I’ve been a big fan of Brian Wood ever since I started reading DMZ, so I was immediately interested in Supermarket when I saw his name on the cover. Wood has the ability to make characters feel real and human despite the often extreme or bizarre “comic book” circumstances. Wood’s characters make mistakes and are not always entirely likable, but when all is said and done I think this makes the stories more meaningful. Not everyone worth knowing about is as infallible as most comic book heroes tend to be.
Supermarket is about a sixteen year old girl, Pella Suzuki, who is slightly more than stylishly disillusioned with consumerism. The reader is introduced to Pella as she mouths off to her parents about cash crops and grossly underpaid farmers. This doesn’t, however, keep her from enjoying her cup of coffee. Her objections to companies that promote “weapon systems, anti-democratic coups in oil-producing countries, and ad campaigns designed to hook babies on sugar and caffeine” are acute enough only to motivate her to have an electric conversion kit installed in her Mini Cooper.
Supermarket, as a series, begins as an intriguing look into the life of a modern (actually, slightly futuristic) wealthy teenager. It looks at how an individual, and especially one experiencing the turbulence of adolescence, handles and rationalizes a life of luxury, or at least the extreme comfort with which many people live today. Wood illustrates very well the frustration and at times contradiction that exist within a fairly spoiled teenage girl, as well as in just about everyone else.
Pella objects to the ill-gotten resources and unhealthy extravagance of a consumer driven society, but at the same time depends on them for her subsistence. The lavish overspending of the upper class disgusts her, but she herself works at a convenience store that caters to those willing to overpay. She is appalled by peoples’ carelessness and callousness, though she admits being thankful for her Xanax, and goes on a shopping spree (“Retail therapy”) to cope with her parents’ death, and she stays in the most expensive hotel she can find when her parents’ safe house turns out not to be safe.
Pella is not immediately, if at all, an amiable character, though her faults are what make her believable. Hardly anyone is 100% conservationist or 100% gluttonous. Supermarket, at the onset, presents an enjoyable slice of life for the reader. As it proceeds past the first issue, however, it moves further from the source of its charm in favor of action and conspiracy, and with this a rather flimsy plot.
Brian Wood creates characters that are lifelike, but the situations that they are thrown into leave far too much to guesswork. With a four issue series Wood can be forgiven for not having the time to indulge in lengthy back story, but the holes and gaps in Supermarket are more than a little disappointing.

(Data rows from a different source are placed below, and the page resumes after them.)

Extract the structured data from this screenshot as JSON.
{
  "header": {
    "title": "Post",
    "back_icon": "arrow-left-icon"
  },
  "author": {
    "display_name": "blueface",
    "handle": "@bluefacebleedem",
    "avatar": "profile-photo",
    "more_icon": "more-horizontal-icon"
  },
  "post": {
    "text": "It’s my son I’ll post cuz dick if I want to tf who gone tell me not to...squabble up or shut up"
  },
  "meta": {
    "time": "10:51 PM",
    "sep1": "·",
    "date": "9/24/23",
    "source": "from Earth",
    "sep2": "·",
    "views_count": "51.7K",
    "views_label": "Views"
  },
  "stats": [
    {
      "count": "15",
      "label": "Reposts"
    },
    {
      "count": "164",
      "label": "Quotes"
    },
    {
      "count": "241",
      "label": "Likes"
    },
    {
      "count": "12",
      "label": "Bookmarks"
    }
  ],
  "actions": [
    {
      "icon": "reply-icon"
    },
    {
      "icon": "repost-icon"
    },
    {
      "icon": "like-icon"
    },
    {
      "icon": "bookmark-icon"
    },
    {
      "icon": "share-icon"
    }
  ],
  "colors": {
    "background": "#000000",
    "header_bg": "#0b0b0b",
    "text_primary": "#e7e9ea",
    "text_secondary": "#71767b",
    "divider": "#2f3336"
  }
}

Pella is the daughter of a Japanese father and Swedish mother, which we learn were once deeply entrenched in the Yakuza and the Swedish Adult Industry Group, respectively. Under unknown circumstances, the to-be parents met and fell in love, had a baby, and joined the witness protection program. With the hoards of money that they acquired mysteriously, the Suzuki family moved into the most expensive and luxurious district of Japan. The real meat of Supermarket‘s plot begins when the Yakuza by some means discover Mr. and Mrs. Suzuki and murder them. Again, the dubious back story can on some level be forgiven for lack of space, but a cold blooded murder in a record store and a chase rife with gunfire in broad daylight through a crowded downtown, followed by a massive shootout in a mysteriously deserted metro station, all without repercussions of any kind, seems much too much in the way of improbable action.
By the fourth and final issue, the reader is left with only one properly developed character, Pella, and a whole mess of rushed storytelling. The other characters in Supermarket are fairly superficial and seem to choose somewhat arbitrarily their loyalties and actions. The ending provides very little closure and the strong anti-consumerism sentiment of the beginning feels like a distant, unrelated musing.

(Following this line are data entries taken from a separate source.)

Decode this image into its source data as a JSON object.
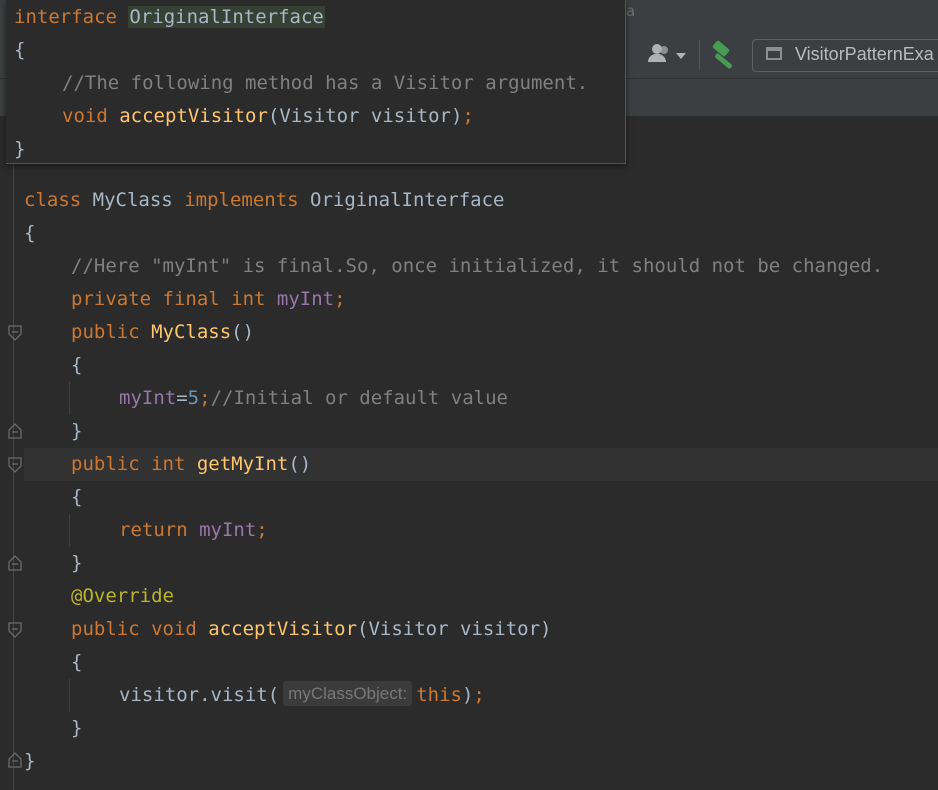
{
  "toolbar": {
    "hint_text": "a",
    "user_icon": "user-account-icon",
    "build_icon": "hammer-icon",
    "run_config_label": "VisitorPatternExa",
    "run_config_icon": "window-icon"
  },
  "popup": {
    "line1": {
      "kw": "interface",
      "name": "OriginalInterface"
    },
    "line2": "{",
    "line3": "//The following method has a Visitor argument.",
    "line4": {
      "kw": "void",
      "fn": "acceptVisitor",
      "rest": "(Visitor visitor)",
      "semi": ";"
    },
    "line5": "}"
  },
  "code": {
    "class_line": {
      "kw1": "class",
      "name": "MyClass",
      "kw2": "implements",
      "iface": "OriginalInterface"
    },
    "open_brace": "{",
    "comment1": "//Here \"myInt\" is final.So, once initialized, it should not be changed.",
    "field_line": {
      "kw": "private final int",
      "field": "myInt",
      "semi": ";"
    },
    "ctor_line": {
      "kw": "public",
      "fn": "MyClass",
      "parens": "()"
    },
    "ctor_open": "{",
    "assign_line": {
      "field": "myInt",
      "eq": "=",
      "num": "5",
      "semi": ";",
      "comment": "//Initial or default value"
    },
    "ctor_close": "}",
    "getter_line": {
      "kw": "public int",
      "fn": "getMyInt",
      "parens": "()"
    },
    "getter_open": "{",
    "return_line": {
      "kw": "return",
      "field": "myInt",
      "semi": ";"
    },
    "getter_close": "}",
    "annotation": "@Override",
    "accept_line": {
      "kw": "public void",
      "fn": "acceptVisitor",
      "rest": "(Visitor visitor)"
    },
    "accept_open": "{",
    "visit_line": {
      "pre": "visitor.visit(",
      "hint": "myClassObject:",
      "kw": "this",
      "post": ")",
      "semi": ";"
    },
    "accept_close": "}",
    "class_close": "}"
  }
}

What really holds Supermarket together after its characters are abandoned for action is the artwork. Kristian breathes life into the personas that Wood creates, causing them to come alive even without a great deal of written personality. Kristian’s style is distinct and he makes each page a pleasure to view. IDW does him a great service in that they don’t interrupt the art’s flow with ads on every other page.
In the end, Supermarket could have been much greater than it was, but it was by no means unpleasant. It is definitely worth the price for an entertaining—though not entirely inspired—story and brilliant art.